Der HDMI-2.1-Bug ist manchem noch gut in Erinnerung, da muss das Konsortium hinter der digitalen Audio-/Videoschnittstelle die nächste Panne einräumen.

In Pocket speichern vorlesen Druckansicht 78 Kommentare lesen
Three,Color.,3d,Illustrationed,Hdmi,Cables,Isolated,On,Blue,Background.

(Bild: Talaj/Shutterstock.com)

Lesezeit: 6 Min.
Von
  • Nico Jurran

Der Satz, der in der von LG jüngst veröffentlichten Pressemitteilung über die technischen Fähigkeiten der neuen OLED-Fernseher des Unternehmens zu lesen ist, sticht zunächst nicht sonderlich hervor: "Die 2023er LG OLED TV-Modelle sind [...] die ersten Fernseher, die von der HDMI-Organisation für die kürzlich angekündigte Quick Media Switching Variable Refresh Rate (QMS-VRR) zertifiziert wurden" heißt es dort, gefolgt von einer kurzen Erläuterung, was es mit dieser Funktion auf sich hat.

Vereinfacht gesagt verhindert QMS, dass der TV-Bildschirm kurz schwarz wird, wenn der Zuspieler die Bildwiederholrate ändert – etwa, weil er von der Oberfläche mit 60 Hertz auf einen Film mit 24 Hertz wechselt. Bislang löst dies einen sogenannten "Handshake" aus, bei dem sich Fernseher und Player auf die neue Frequenz einigen. Nutzer eines Apple TV 4K kennen dies, wenn die Streamingbox die HDMI-Ausgabe auf den jeweiligen Inhalt anpasst. Mit QMS hingegen geht die Wiedergabe nahtlos weiter, sofern sich die Auflösung nicht ändert. Voraussetzung ist, dass sowohl TV als auch Zuspieler QMS beherrschen – und ebenso ein eventuell dazwischen geschalteter Audio/Video-Receiver.

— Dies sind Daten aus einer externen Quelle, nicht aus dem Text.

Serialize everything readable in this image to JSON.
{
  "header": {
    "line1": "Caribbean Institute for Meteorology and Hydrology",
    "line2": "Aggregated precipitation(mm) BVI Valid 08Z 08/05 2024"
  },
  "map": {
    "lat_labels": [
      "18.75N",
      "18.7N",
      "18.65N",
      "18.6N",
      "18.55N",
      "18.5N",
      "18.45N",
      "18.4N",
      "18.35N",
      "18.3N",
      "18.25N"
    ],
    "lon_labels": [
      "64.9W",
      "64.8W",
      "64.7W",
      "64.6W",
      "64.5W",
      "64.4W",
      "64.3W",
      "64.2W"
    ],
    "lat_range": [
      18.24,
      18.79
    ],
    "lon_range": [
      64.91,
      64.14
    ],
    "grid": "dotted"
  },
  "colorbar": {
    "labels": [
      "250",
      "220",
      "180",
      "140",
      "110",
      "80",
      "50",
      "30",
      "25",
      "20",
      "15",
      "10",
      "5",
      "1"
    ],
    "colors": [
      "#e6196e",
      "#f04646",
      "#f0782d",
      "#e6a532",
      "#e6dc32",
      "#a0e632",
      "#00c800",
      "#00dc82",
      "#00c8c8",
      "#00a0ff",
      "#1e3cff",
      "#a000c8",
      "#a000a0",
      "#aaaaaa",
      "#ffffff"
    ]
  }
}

Wer sich schon länger mit der digitalen Audio-/Videoschnittstelle HDMI beschäftigt, kommt jedoch ins Grübeln. Denn Quick Media Switching wurde keineswegs "kürzlich angekündigt", sondern war schon ein Feature der HDMI-Spezifikation 2.1 bei deren offiziellen Veröffentlichung vor mehr als fünf Jahren. Audio/Video-Receiver mit HDMI-2.1-Anschlüssen, bei denen QMS als Feature aufgeführt ist, sind seit 2020 auf dem Markt. Verwunderung löst zudem die Aussage in der LG-Mitteilung aus, bei den TVs sei QMS von der HDMI-Organisation "zertifiziert" worden. Schaut man sich frühere Ankündigungen an, war dort üblicherweise von der Zertifikation für die gesamte AV-Schnittstelle die Rede, nicht für einzelne Teile.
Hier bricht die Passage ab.